In order to overcome these two issues, I developed an app called Writefull (http://writefullapp.com/). This app allows us writers to carry out these frequency-searches without having to visit the browser: we can select a chunk from our text and a popover will appear, displaying the information from the corpus. It also gives more accurate language results, as it uses the Google Books database (which contains language from over 5 million published books) instead of the Google web search engine.
These are the five options currently provided:
1) Checking the number of results of your chunk in the corpus:
This is basically the same as doing a Google search.
2) Comparing the number of results of two chunks in the corpus:
This is the same as doing two Google searches, but at the same time – this is perfect for finding out which of the two options might be better to use.
3) Seeing examples of your chunk in different contexts:
Sentences that include your chunk are extracted from various online sources and displayed. This gives you an idea of how your chunk is normally used in context.

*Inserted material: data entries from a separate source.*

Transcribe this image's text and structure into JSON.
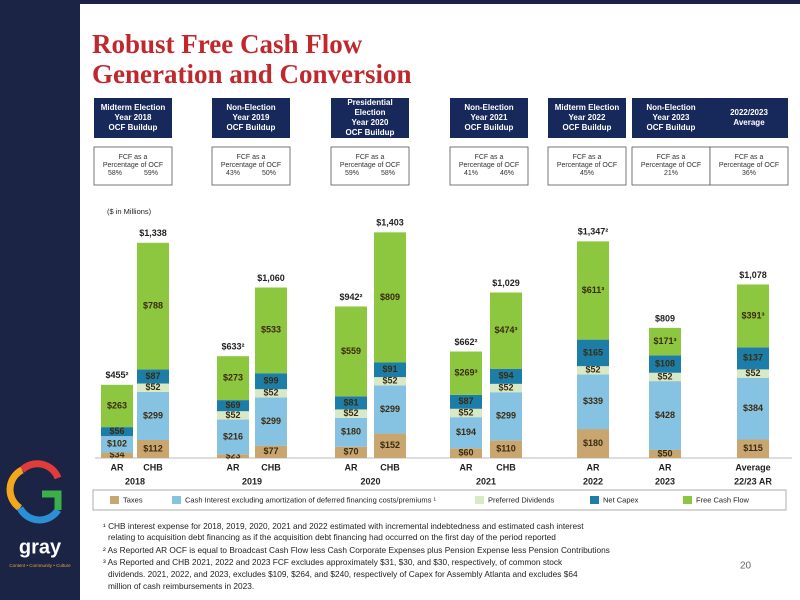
{
  "title_lines": [
    "Robust Free Cash Flow",
    "Generation and Conversion"
  ],
  "header_boxes": [
    {
      "title": [
        "Midterm Election",
        "Year 2018",
        "OCF Buildup"
      ],
      "fcf_label": [
        "FCF as a",
        "Percentage of OCF"
      ],
      "pcts": [
        "58%",
        "59%"
      ]
    },
    {
      "title": [
        "Non-Election",
        "Year 2019",
        "OCF Buildup"
      ],
      "fcf_label": [
        "FCF as a",
        "Percentage of OCF"
      ],
      "pcts": [
        "43%",
        "50%"
      ]
    },
    {
      "title": [
        "Presidential",
        "Election",
        "Year 2020",
        "OCF Buildup"
      ],
      "fcf_label": [
        "FCF as a",
        "Percentage of OCF"
      ],
      "pcts": [
        "59%",
        "58%"
      ]
    },
    {
      "title": [
        "Non-Election",
        "Year 2021",
        "OCF Buildup"
      ],
      "fcf_label": [
        "FCF as a",
        "Percentage of OCF"
      ],
      "pcts": [
        "41%",
        "46%"
      ]
    },
    {
      "title": [
        "Midterm Election",
        "Year 2022",
        "OCF Buildup"
      ],
      "fcf_label": [
        "FCF as a",
        "Percentage of OCF"
      ],
      "pcts": [
        "45%"
      ]
    },
    {
      "title": [
        "Non-Election",
        "Year 2023",
        "OCF Buildup"
      ],
      "fcf_label": [
        "FCF as a",
        "Percentage of OCF"
      ],
      "pcts": [
        "21%"
      ]
    },
    {
      "title": [
        "2022/2023",
        "Average"
      ],
      "fcf_label": [
        "FCF as a",
        "Percentage of OCF"
      ],
      "pcts": [
        "36%"
      ]
    }
  ],
  "chart_data": {
    "type": "stacked_bar",
    "unit_label": "($ in Millions)",
    "groups": [
      {
        "label": "2018",
        "categories": [
          "AR",
          "CHB"
        ]
      },
      {
        "label": "2019",
        "categories": [
          "AR",
          "CHB"
        ]
      },
      {
        "label": "2020",
        "categories": [
          "AR",
          "CHB"
        ]
      },
      {
        "label": "2021",
        "categories": [
          "AR",
          "CHB"
        ]
      },
      {
        "label": "2022",
        "categories": [
          "AR"
        ]
      },
      {
        "label": "2023",
        "categories": [
          "AR"
        ]
      },
      {
        "label": "22/23 AR",
        "categories": [
          "Average"
        ]
      }
    ],
    "ylim": [
      0,
      1430
    ],
    "series": [
      {
        "name": "Taxes",
        "color": "#c9a66f",
        "values": [
          34,
          112,
          23,
          77,
          70,
          152,
          60,
          110,
          180,
          50,
          115
        ],
        "value_labels": [
          "$34",
          "$112",
          "$23",
          "$77",
          "$70",
          "$152",
          "$60",
          "$110",
          "$180",
          "$50",
          "$115"
        ]
      },
      {
        "name": "Cash Interest excluding amortization of deferred financing costs/premiums ¹",
        "color": "#86c3e3",
        "values": [
          102,
          299,
          216,
          299,
          180,
          299,
          194,
          299,
          339,
          428,
          384
        ],
        "value_labels": [
          "$102",
          "$299",
          "$216",
          "$299",
          "$180",
          "$299",
          "$194",
          "$299",
          "$339",
          "$428",
          "$384"
        ]
      },
      {
        "name": "Preferred Dividends",
        "color": "#d9e9c6",
        "values": [
          null,
          52,
          52,
          52,
          52,
          52,
          52,
          52,
          52,
          52,
          52
        ],
        "value_labels": [
          null,
          "$52",
          "$52",
          "$52",
          "$52",
          "$52",
          "$52",
          "$52",
          "$52",
          "$52",
          "$52"
        ]
      },
      {
        "name": "Net Capex",
        "color": "#1c7ea8",
        "values": [
          56,
          87,
          69,
          99,
          81,
          91,
          87,
          94,
          165,
          108,
          137
        ],
        "value_labels": [
          "$56",
          "$87",
          "$69",
          "$99",
          "$81",
          "$91",
          "$87",
          "$94",
          "$165",
          "$108",
          "$137"
        ]
      },
      {
        "name": "Free Cash Flow",
        "color": "#8dc63f",
        "values": [
          263,
          788,
          273,
          533,
          559,
          809,
          269,
          474,
          611,
          171,
          391
        ],
        "value_labels": [
          "$263",
          "$788",
          "$273",
          "$533",
          "$559",
          "$809",
          "$269³",
          "$474³",
          "$611³",
          "$171³",
          "$391³"
        ]
      }
    ],
    "totals": {
      "values": [
        455,
        1338,
        633,
        1060,
        942,
        1403,
        662,
        1029,
        1347,
        809,
        1078
      ],
      "value_labels": [
        "$455²",
        "$1,338",
        "$633²",
        "$1,060",
        "$942²",
        "$1,403",
        "$662²",
        "$1,029",
        "$1,347²",
        "$809",
        "$1,078"
      ]
    }
  },
  "footnotes": [
    "¹ CHB interest expense for 2018, 2019, 2020, 2021 and 2022 estimated with incremental indebtedness and estimated cash interest",
    "relating to acquisition debt financing as if the acquisition debt financing had occurred on the first day of the period reported",
    "² As Reported AR OCF is equal to Broadcast Cash Flow less Cash Corporate Expenses plus Pension Expense less Pension Contributions",
    "³ As Reported and CHB 2021, 2022 and 2023 FCF excludes approximately $31, $30, and $30, respectively, of common stock",
    "dividends. 2021, 2022, and 2023, excludes $109, $264, and $240, respectively of Capex for Assembly Atlanta and excludes $64",
    "million of cash reimbursements in 2023."
  ],
  "logo": {
    "name": "gray",
    "tagline": "Content • Community • Culture"
  },
  "page_number": "20"
}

4) Seeing which word is most frequently used in a gap in your chunk, which you specify with a star (*):
This is perfect for those cases in which you are not sure (or cannot remember) which word is normally used at a paticular spot. For example, ‘This is of * importance ‘ will list ‘This is of particular importance’, ‘This is of great importance’, ‘This is of special importance’, etc.)
5) Seeing which synonyms for a specified word are more frequently used in a gap in your chunk, which you specify with two stars (* *):
This option is very useful if you want a synonym for a word while keeping sure that this synonym actually suits your context. For example, ‘a *major* finding’ will list ‘a significant finding’, ‘a key finding’, ‘a principal finding’, etc.

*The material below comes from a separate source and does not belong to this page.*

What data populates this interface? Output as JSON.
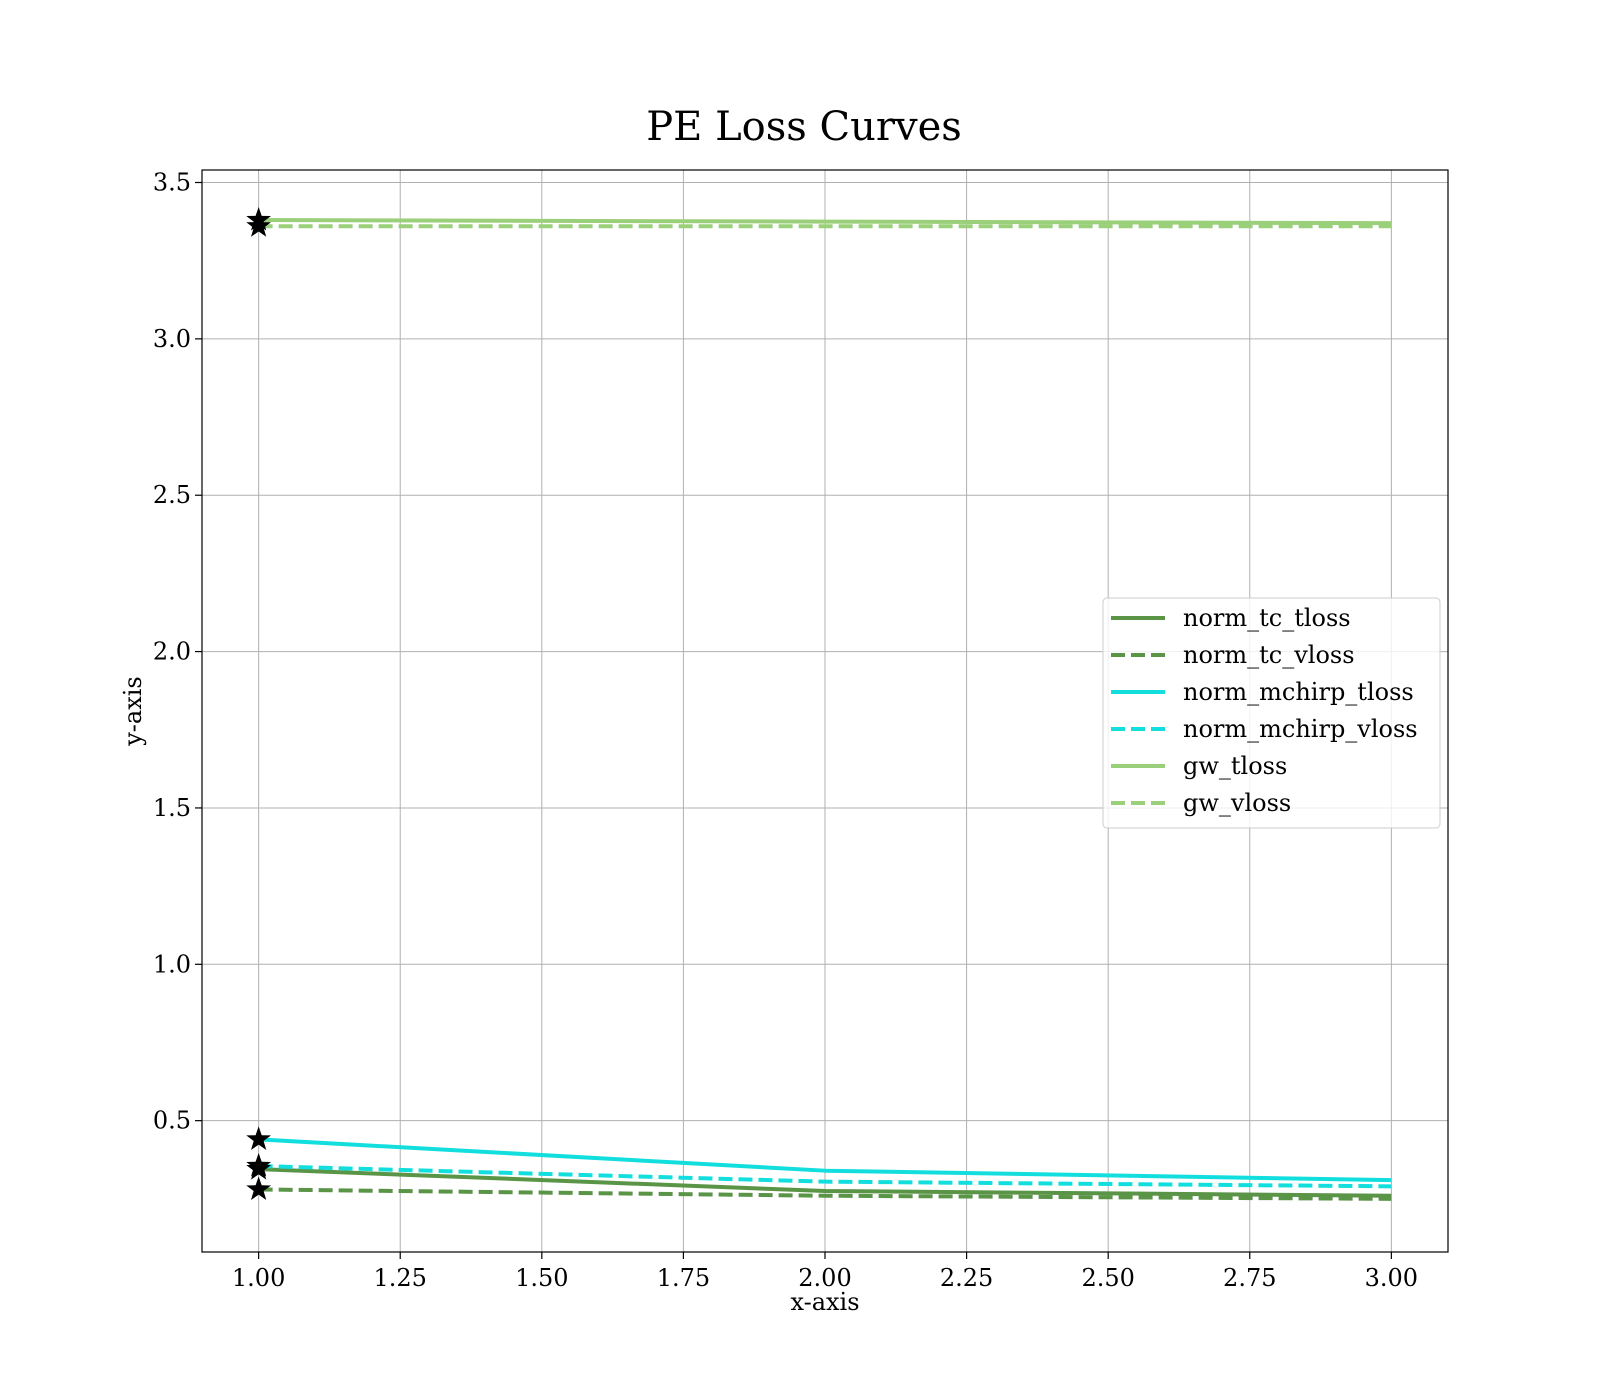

I believe that the first two options will be welcomed by all of those who are in the habit of using Google to check their writing. Options 3, 4 and 5 will come in handy for anybody who writes and could use some feedback.

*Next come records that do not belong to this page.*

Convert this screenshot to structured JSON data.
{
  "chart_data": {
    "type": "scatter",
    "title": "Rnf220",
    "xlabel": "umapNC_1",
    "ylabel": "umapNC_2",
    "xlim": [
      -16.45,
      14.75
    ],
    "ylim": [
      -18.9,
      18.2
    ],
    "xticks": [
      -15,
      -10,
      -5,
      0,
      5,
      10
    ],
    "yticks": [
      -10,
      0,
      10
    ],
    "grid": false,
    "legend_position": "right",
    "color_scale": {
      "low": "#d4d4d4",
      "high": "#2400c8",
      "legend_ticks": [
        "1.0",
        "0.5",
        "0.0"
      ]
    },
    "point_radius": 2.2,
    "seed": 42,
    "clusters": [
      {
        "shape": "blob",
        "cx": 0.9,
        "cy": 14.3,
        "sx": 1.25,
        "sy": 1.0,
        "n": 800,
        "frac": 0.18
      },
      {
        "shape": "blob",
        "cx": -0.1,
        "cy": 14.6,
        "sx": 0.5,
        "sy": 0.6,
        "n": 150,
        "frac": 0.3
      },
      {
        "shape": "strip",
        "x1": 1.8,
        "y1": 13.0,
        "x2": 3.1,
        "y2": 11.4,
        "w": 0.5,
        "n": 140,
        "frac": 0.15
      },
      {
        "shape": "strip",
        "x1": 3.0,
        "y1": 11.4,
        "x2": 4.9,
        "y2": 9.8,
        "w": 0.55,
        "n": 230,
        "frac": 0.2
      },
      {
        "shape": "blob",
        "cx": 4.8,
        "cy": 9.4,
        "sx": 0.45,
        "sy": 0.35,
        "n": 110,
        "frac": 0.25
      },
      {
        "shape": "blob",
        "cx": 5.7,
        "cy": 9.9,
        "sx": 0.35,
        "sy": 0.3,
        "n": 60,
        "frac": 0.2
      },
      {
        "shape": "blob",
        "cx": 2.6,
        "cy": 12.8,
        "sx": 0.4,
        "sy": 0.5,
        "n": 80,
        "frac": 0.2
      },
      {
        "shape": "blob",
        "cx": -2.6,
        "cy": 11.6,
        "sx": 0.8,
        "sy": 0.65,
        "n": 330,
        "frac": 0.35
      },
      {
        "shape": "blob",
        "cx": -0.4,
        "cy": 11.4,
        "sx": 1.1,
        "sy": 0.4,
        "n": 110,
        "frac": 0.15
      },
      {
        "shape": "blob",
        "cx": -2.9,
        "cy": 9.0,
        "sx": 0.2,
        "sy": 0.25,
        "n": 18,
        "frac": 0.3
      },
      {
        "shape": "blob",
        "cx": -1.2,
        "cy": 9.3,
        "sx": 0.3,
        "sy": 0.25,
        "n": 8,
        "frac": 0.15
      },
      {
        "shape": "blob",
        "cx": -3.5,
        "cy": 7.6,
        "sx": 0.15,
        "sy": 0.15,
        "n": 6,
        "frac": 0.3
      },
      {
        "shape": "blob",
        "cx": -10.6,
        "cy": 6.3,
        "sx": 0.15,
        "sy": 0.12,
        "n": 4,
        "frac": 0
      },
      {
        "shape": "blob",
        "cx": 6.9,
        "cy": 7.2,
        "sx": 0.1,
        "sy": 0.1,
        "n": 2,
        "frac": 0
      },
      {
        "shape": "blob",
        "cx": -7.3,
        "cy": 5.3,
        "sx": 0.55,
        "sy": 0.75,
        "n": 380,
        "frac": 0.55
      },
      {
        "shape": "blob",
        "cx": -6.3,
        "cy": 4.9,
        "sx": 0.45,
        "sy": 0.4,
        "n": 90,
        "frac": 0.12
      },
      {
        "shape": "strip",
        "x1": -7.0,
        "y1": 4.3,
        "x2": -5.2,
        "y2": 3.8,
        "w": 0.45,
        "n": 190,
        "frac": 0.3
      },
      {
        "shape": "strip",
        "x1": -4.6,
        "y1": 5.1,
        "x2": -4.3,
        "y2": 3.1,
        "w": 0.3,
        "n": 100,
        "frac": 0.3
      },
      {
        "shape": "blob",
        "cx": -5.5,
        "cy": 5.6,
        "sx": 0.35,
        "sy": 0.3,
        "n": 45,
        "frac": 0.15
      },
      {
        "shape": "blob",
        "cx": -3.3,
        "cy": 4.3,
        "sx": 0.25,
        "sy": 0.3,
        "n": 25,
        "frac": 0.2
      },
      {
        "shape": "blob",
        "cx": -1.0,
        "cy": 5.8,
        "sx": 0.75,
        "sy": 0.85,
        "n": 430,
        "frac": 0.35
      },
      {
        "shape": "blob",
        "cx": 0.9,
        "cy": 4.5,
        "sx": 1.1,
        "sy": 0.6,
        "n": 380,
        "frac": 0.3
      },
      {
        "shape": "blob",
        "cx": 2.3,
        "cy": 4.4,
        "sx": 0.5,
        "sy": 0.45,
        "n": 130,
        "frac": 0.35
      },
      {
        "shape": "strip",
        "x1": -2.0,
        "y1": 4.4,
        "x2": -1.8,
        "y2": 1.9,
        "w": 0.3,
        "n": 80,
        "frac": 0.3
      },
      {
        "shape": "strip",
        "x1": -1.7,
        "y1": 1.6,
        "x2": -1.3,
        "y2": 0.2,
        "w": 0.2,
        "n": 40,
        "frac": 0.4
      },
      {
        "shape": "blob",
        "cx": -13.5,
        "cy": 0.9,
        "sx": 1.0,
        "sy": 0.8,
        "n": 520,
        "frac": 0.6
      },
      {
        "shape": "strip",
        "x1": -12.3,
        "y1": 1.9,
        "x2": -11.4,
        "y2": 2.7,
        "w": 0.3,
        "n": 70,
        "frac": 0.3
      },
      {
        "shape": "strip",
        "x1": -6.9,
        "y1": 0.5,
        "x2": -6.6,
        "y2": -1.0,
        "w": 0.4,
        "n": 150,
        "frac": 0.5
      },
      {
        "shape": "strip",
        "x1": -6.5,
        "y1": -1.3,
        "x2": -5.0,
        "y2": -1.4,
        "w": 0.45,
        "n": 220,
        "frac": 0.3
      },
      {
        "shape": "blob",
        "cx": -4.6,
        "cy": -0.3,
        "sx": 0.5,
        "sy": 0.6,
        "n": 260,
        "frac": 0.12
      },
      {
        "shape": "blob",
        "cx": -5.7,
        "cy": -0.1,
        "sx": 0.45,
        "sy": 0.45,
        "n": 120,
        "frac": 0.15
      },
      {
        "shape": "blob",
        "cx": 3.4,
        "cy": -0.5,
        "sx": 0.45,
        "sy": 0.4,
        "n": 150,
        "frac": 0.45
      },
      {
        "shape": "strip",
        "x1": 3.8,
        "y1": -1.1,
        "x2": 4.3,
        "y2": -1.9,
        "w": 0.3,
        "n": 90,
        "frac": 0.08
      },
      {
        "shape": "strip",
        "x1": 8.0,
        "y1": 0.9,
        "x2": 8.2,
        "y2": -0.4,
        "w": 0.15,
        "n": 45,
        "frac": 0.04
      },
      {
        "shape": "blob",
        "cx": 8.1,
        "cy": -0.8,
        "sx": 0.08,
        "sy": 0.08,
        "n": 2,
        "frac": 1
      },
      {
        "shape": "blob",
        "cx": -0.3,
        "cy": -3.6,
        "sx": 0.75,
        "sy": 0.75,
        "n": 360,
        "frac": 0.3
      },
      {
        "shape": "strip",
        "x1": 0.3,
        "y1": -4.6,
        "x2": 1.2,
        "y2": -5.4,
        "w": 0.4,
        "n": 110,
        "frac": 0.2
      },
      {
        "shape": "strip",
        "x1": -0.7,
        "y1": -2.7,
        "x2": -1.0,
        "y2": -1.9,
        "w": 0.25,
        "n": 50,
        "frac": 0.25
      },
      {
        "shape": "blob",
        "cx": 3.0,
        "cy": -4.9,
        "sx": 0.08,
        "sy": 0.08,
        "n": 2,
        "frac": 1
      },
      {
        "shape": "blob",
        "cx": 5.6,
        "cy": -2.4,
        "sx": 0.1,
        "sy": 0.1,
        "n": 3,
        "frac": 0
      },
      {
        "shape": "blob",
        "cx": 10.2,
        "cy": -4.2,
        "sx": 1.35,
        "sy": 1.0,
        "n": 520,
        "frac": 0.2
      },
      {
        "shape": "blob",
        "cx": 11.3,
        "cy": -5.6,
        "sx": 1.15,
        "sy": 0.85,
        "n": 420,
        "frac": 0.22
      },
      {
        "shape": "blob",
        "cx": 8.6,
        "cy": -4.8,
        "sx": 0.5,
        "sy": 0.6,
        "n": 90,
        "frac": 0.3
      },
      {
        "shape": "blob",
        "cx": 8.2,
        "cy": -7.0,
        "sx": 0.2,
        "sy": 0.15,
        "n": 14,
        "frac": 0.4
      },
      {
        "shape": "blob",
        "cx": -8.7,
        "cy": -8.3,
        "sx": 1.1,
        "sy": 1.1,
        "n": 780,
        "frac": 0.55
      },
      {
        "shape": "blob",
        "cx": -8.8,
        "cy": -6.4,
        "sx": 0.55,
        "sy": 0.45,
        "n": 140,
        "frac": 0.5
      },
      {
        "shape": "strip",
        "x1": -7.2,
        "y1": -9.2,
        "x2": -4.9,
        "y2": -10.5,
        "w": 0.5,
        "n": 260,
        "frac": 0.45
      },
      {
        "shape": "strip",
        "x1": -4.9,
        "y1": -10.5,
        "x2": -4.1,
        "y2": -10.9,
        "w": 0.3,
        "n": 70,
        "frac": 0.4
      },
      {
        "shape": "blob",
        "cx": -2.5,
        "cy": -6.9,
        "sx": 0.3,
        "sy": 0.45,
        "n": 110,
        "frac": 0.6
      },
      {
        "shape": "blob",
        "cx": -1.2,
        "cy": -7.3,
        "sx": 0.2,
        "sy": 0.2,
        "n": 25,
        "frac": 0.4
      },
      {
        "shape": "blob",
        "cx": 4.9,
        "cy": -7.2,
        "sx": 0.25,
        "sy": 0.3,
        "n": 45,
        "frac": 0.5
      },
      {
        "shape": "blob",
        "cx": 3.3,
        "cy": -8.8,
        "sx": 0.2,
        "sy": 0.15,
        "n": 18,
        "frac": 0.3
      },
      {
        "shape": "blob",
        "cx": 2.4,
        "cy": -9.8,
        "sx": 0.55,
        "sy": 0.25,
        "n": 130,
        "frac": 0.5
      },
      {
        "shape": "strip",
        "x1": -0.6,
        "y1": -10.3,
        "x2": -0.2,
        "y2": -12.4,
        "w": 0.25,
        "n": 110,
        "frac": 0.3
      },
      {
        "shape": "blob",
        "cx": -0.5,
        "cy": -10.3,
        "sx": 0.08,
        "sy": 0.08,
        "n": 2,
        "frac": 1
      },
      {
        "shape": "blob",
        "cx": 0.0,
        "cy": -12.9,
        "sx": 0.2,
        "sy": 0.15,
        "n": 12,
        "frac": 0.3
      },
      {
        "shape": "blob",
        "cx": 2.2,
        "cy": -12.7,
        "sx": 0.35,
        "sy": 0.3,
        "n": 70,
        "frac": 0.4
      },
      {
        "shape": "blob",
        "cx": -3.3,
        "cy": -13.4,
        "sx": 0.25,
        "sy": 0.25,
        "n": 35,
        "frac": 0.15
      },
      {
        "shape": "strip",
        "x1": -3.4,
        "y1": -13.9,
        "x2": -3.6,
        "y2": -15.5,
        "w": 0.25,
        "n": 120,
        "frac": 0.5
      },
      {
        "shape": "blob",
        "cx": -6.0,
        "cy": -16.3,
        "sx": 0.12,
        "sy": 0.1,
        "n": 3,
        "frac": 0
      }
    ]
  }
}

At this point, the whole idea of using corpus linguistics to check for accuracy is still unknown to most students. However, I do believe the corpus method can help a lot of writers – and this little app makes it easy to do.
The app is free to download from the website and can be used on both MacOSX and Windows.
- Aijmer, K. (2009). Corpora and Language Teaching. Amsterdam: Benjamins.
- St.John, E. (2001). A case for using a parallel corpus and concordancer for beginners of a foreign language. Language Learning & Technology, 5(3), 185-203.
- Coxhead, A. (2000). A New Academic Word List. TESOL Quarterly, 34(2), 213-238.
- Martinez, R., & Schmitt, N. (2012). A Phrasal Expressions List (‘The PHRASE List’). Applied Linguistics, 33(3), 299-320.